Das dritte evangelische Werk, auf das ich euch festlegen will, ist die Evangelisation, die Verkündigung Jesu Christi. Unser Herr kam auf die Erde, um uns ein Beispiel zu geben, uns anzuleiten und durch seine Leiden loszukaufen. Die Verkündigung des Evangeliums war darum eines der großen Ziele und Zwecke seines Kommens. Darum muss sich unsere Neuauflage des Evangeliums auch auf unsere Predigtweise erstrecken.

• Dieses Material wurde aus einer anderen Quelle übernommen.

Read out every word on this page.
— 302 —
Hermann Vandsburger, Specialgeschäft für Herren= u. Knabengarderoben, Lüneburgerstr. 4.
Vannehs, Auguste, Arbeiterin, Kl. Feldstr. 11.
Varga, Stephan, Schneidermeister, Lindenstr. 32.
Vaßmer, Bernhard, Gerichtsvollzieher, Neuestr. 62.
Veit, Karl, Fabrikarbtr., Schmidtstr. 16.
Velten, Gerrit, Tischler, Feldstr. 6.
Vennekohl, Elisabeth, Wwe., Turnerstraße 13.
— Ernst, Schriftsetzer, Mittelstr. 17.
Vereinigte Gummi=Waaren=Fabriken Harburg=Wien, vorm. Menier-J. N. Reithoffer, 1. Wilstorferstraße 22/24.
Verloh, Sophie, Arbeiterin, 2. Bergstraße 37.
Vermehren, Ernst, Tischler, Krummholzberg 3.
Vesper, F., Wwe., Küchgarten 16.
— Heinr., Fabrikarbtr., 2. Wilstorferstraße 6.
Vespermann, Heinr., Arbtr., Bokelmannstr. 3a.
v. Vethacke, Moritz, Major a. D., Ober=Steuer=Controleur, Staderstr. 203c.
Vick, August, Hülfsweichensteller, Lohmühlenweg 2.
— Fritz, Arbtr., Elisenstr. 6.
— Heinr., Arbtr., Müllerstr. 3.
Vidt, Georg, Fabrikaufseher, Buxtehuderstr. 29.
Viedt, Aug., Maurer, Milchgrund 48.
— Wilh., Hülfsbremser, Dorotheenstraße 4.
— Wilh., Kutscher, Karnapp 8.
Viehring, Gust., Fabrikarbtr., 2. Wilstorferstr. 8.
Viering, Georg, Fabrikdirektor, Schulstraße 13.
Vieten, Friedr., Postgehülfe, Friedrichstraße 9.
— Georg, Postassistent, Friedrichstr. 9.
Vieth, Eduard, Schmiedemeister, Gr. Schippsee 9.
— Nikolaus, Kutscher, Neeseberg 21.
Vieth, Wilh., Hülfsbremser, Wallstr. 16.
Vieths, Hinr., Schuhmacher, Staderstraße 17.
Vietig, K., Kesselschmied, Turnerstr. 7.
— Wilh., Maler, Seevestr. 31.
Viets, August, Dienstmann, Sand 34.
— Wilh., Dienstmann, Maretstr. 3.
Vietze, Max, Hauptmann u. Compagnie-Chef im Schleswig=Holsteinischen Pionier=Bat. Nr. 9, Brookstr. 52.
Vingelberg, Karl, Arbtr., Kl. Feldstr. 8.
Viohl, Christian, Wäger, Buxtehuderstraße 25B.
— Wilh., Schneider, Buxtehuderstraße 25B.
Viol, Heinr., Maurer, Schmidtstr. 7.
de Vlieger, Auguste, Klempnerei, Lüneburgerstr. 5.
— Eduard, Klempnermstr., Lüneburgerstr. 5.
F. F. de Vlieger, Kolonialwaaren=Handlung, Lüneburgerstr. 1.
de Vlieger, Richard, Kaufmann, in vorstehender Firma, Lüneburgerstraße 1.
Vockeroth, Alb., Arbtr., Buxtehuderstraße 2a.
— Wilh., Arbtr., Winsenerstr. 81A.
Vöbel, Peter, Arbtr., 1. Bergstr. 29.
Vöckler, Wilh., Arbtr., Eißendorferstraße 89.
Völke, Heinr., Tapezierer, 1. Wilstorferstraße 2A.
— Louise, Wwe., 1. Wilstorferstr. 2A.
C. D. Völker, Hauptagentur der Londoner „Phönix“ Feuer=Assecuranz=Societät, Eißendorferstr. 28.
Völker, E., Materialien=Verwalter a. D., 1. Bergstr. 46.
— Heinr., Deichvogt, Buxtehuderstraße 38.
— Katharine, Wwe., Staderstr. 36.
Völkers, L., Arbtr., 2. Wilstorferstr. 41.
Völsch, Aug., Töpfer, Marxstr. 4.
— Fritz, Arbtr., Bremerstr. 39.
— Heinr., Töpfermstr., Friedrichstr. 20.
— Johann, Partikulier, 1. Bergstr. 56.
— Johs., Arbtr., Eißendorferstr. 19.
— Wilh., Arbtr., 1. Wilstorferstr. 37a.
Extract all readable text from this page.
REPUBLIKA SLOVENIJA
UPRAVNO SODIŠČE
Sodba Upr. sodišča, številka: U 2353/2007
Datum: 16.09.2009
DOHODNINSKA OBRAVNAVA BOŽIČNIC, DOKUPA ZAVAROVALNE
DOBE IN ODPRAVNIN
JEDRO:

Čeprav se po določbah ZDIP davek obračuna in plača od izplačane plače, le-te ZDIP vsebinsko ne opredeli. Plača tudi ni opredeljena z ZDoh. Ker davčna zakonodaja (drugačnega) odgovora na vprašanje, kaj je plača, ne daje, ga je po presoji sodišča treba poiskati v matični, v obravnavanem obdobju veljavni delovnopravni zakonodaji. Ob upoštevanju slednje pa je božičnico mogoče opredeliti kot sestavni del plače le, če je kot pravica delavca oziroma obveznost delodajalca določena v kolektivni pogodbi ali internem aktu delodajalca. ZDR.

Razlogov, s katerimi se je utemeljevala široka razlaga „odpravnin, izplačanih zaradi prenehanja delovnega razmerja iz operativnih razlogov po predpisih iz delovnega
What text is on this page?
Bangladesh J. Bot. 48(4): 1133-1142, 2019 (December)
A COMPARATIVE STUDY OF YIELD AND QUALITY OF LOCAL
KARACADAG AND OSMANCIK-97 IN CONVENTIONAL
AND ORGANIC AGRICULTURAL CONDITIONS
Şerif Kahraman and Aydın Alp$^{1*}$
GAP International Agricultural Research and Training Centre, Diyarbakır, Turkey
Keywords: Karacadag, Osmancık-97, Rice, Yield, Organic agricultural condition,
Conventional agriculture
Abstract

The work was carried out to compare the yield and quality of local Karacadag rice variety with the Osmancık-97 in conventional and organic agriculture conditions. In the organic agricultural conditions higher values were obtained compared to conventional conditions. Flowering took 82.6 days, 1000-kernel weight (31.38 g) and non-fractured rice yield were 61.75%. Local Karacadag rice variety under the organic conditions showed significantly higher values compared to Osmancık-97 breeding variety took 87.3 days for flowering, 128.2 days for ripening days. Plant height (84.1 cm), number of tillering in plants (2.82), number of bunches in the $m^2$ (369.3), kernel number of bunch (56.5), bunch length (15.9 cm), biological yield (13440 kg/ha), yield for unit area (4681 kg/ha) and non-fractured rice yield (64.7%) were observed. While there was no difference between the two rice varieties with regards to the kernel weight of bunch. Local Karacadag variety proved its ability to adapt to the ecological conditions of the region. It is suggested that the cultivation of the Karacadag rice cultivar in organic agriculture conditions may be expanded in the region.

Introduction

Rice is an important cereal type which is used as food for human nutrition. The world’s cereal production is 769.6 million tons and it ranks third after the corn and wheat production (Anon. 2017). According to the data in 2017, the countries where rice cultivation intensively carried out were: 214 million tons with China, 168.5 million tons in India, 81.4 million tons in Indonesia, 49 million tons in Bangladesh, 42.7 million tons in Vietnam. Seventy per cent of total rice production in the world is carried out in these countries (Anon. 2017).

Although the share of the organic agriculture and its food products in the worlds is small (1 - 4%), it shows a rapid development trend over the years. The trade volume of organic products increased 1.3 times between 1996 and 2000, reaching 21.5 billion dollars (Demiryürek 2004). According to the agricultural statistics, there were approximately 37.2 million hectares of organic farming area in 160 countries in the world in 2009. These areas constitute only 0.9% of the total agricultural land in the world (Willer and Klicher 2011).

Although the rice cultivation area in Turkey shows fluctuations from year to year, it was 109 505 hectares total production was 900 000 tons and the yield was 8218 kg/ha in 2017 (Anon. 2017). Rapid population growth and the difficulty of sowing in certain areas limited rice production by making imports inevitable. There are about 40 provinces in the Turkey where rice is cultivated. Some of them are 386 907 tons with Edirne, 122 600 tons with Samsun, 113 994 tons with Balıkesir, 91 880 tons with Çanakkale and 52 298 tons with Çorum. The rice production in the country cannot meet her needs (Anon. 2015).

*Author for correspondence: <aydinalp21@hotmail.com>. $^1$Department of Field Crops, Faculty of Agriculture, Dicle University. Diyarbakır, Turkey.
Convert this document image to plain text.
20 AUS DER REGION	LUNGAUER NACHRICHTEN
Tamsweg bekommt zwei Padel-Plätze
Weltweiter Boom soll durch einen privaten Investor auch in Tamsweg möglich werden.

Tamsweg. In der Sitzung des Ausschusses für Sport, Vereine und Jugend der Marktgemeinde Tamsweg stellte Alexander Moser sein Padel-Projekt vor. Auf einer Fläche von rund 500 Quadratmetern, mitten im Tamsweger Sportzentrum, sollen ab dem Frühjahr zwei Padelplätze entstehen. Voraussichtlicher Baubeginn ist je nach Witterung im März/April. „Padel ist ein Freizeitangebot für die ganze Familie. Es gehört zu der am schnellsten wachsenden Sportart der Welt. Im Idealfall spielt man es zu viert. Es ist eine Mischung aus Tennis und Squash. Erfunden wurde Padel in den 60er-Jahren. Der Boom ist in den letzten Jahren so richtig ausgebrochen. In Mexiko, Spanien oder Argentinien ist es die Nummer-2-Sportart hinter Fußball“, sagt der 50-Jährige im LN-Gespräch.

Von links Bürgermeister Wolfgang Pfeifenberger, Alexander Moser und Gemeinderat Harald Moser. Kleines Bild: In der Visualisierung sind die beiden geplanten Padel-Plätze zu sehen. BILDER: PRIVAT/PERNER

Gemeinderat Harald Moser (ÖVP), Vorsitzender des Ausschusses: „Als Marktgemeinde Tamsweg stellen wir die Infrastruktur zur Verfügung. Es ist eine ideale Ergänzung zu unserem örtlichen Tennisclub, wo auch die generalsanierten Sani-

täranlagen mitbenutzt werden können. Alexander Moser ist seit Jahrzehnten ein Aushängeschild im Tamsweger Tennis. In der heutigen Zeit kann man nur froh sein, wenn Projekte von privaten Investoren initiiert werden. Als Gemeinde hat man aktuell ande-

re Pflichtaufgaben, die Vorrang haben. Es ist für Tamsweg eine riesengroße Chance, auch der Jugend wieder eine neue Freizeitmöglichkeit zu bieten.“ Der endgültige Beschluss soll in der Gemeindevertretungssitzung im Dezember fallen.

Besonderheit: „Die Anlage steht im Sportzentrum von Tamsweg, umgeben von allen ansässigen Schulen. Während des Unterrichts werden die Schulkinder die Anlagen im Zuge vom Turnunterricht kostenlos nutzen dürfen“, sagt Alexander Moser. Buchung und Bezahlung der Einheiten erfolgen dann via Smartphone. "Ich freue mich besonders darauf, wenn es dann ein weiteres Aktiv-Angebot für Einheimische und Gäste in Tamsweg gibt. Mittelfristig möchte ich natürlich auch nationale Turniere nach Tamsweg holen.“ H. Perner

Wir sollten alle ohne Ausnahme predigen: jene, die mit ihrer Hände Kraft schaffen wie jene, die sich in den Seelsorgswerken abmühen. Jene, die Seelen führen oder Schulunterricht erteilen wie jene, die mit ihrem Wort unterweisen oder von der Kanzel aus belehren. Unsere Verkündigung muss aber praxisbezogen sein. Wenn wir Mitmenschen schon nicht durch unser Wort aufklären, dann wenigstens durch unser Tun. Möge schon unsere religiöse Bescheidenheit, die einfache und würdige Art, uns zu geben, eine erste Predigt sein. Der Geist der Liebe und Herzlichkeit, der uns untereinander verbindet, unsere Gewohnheit, einfach und einheitlich in Sprache, Haltung und Kleidung aufzutreten, kann nicht ohne Wirkung bleiben bei denen, die uns sehen. Der Ordensmann muss eben jederzeit auf eine geziemende Verhaltensweise achten. Beim Knien lasse er sich nicht hängen, sondern halte seinen Oberkörper gerade und stütze sich nicht auf, wenn er nicht übermüdet ist. Besonders in der Kirche befleißige er sich einer würdigen und ehrfürchtigen Haltung. Natürlich kostet uns das etwas, aber es ersetzt den Bußgürtel und drückt unsere Regelabtötung aus. Da wir zu strengen Bußübungen doch nicht imstande sind, tun wir wenigstens das. So predigen wir durch eine einfache, bescheidene und allzeit korrekte Haltung. Bei all unserem Tun erinnern wir uns an die Bescheidenheit Christi, die Paulus den ersten Christen von Korinth: Ich beschwöre euch bei der Bescheidenheit Christi.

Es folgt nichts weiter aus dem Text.